The trend mirrors previous attacks involving:

• Password-stealing browser extensions
• Cryptocurrency wallet hijackers
• Supply chain attacks in browser ecosystems

The difference now is scale and sensitivity—AI conversations often contain unfiltered, high-value data.

Conclusion

The discovery of malicious Chrome extensions targeting AI platforms marks a critical shift in cybersecurity risk.

By exploiting trust in both browser ecosystems and AI tools, attackers are gaining direct access to some of the most sensitive user-generated content.

As reliance on AI grows, so must awareness.
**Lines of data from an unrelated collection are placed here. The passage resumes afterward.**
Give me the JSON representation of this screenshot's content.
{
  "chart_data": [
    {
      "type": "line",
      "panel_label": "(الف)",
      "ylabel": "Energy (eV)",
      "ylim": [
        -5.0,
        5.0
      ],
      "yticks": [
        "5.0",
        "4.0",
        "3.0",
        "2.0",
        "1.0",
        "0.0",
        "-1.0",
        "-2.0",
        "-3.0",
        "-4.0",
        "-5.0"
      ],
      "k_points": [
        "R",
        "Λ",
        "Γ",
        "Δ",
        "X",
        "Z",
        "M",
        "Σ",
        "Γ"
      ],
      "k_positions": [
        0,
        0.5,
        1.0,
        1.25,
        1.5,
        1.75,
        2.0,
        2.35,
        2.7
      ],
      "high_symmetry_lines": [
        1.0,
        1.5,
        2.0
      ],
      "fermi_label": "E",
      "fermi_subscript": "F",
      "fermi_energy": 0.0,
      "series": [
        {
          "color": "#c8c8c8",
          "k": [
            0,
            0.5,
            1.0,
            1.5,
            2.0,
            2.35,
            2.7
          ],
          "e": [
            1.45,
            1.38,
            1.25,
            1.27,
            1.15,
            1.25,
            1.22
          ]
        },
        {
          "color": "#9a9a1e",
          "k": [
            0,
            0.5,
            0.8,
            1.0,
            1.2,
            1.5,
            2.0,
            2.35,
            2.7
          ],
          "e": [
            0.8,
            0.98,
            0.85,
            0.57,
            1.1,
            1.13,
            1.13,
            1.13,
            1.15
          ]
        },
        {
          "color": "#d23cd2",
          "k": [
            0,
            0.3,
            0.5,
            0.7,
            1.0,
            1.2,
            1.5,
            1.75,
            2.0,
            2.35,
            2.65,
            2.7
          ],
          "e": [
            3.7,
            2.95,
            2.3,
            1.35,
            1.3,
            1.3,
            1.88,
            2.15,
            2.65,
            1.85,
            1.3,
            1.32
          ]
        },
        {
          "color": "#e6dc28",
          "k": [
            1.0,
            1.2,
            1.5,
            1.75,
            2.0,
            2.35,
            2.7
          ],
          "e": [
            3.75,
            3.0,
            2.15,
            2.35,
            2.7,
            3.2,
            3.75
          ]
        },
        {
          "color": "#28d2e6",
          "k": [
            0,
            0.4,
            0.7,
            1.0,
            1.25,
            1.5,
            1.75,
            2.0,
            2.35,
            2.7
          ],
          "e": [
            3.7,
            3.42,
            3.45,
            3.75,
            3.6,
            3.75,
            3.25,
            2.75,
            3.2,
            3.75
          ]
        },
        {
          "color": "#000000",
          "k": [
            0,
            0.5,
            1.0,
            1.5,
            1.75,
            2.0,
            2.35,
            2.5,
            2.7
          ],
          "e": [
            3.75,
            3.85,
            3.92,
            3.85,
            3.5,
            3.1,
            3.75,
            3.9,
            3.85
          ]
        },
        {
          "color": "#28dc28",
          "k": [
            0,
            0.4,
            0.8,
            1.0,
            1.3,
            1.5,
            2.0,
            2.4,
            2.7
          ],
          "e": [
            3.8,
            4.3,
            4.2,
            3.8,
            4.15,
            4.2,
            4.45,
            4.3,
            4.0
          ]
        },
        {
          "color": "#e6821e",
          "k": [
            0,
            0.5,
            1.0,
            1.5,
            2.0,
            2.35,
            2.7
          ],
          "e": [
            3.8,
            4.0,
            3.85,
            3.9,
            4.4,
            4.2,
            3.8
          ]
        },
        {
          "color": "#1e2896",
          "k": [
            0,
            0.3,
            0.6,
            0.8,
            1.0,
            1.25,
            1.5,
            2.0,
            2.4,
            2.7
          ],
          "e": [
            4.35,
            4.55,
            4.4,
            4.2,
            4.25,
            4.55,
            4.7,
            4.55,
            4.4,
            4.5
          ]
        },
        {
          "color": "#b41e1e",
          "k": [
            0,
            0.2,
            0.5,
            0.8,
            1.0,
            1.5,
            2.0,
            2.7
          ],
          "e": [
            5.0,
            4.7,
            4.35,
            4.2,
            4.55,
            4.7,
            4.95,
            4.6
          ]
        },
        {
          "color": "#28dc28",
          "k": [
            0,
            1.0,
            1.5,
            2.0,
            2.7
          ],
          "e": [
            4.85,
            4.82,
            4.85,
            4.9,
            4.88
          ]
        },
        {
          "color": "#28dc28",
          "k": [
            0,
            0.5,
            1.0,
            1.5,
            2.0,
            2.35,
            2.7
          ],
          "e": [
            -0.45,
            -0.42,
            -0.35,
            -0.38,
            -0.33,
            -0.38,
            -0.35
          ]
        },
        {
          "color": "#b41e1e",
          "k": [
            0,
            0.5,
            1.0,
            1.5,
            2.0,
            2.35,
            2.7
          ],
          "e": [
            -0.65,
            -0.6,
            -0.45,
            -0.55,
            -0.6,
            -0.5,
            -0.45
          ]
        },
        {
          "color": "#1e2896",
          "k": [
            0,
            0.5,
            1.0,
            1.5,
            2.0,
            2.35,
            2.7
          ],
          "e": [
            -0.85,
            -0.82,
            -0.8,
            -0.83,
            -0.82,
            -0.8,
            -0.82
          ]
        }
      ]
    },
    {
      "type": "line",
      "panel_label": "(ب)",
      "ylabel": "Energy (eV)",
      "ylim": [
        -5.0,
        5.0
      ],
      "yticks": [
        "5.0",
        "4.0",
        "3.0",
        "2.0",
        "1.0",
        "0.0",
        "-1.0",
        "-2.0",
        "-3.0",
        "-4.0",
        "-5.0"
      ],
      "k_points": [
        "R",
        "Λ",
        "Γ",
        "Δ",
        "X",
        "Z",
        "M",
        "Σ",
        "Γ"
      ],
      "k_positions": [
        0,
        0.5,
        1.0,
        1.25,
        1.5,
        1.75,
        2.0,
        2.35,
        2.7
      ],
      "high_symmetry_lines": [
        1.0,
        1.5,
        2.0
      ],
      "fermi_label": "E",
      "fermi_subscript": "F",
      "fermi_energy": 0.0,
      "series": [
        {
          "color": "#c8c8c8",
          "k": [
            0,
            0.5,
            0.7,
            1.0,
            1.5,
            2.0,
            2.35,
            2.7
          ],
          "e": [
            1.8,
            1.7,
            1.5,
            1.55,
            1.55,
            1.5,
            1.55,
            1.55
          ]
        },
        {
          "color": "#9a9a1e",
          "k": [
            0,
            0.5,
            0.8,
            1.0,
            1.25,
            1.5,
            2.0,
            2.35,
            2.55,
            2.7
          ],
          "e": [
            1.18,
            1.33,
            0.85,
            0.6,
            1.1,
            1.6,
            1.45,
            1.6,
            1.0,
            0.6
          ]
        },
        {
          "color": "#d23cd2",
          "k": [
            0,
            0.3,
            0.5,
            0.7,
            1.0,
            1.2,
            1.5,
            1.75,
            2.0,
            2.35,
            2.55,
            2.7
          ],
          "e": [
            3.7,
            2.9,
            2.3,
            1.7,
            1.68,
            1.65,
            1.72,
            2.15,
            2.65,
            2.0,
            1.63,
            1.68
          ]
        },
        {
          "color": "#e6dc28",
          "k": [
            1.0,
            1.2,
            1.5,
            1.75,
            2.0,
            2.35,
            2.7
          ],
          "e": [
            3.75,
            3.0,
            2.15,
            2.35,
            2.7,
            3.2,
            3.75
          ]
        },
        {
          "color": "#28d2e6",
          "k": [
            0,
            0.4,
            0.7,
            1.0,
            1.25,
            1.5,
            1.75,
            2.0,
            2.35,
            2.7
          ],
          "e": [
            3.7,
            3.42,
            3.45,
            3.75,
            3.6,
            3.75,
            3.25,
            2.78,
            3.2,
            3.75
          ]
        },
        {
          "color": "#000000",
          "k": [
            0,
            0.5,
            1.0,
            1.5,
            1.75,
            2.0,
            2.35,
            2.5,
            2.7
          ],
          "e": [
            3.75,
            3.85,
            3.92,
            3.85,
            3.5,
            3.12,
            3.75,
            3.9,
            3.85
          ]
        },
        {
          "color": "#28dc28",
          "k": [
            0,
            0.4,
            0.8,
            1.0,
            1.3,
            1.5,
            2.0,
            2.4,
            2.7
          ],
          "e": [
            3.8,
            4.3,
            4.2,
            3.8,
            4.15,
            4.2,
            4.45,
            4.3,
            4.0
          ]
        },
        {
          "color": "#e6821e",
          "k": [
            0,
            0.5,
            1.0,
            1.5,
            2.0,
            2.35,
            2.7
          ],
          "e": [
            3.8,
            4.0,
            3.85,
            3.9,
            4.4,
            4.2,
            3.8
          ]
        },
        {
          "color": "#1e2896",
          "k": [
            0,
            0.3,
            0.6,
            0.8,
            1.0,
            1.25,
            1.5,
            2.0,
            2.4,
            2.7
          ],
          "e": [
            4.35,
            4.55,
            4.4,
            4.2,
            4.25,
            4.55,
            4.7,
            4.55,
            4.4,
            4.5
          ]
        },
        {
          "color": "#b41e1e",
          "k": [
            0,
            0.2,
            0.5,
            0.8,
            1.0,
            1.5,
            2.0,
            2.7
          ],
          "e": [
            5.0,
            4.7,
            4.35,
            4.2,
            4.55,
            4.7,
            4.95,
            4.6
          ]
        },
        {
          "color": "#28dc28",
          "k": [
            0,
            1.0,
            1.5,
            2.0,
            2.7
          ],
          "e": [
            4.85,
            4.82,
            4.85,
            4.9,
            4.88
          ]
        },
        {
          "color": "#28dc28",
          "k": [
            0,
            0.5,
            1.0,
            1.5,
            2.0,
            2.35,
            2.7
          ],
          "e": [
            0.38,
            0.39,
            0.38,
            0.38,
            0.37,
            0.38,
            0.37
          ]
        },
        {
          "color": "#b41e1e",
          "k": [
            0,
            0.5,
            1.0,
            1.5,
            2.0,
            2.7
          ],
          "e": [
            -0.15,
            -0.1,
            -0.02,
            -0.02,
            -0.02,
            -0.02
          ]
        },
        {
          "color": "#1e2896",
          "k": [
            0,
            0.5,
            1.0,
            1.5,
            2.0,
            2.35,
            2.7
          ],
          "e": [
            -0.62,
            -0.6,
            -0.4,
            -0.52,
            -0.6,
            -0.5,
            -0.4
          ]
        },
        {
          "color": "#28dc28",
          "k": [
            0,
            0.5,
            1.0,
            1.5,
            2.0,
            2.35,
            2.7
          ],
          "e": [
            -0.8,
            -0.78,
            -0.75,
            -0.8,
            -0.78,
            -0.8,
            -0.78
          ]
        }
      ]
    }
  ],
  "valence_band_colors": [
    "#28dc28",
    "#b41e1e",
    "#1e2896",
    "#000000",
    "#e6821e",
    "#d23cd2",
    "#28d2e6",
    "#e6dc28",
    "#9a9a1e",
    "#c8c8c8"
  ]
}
In this new landscape, what you type into an AI tool is only as secure as the environment around it.

FAQ SECTION

1. What are malicious Chrome extensions?

They are browser add-ons that appear legitimate but secretly perform harmful actions such as data theft or tracking user activity.

2. Which AI platforms were targeted?

ChatGPT, Claude, Microsoft Copilot, Google Gemini, and DeepSeek were among the targeted platforms.

3. What data do these extensions steal?

They capture full AI conversations, including sensitive personal, business, and technical information.

4. How do these extensions operate?

They inject scripts into the browser to intercept and exfiltrate data without affecting normal user experience.

5. How can users protect themselves?

By limiting extensions, auditing permissions, avoiding sensitive inputs in AI tools, and monitoring browser activity.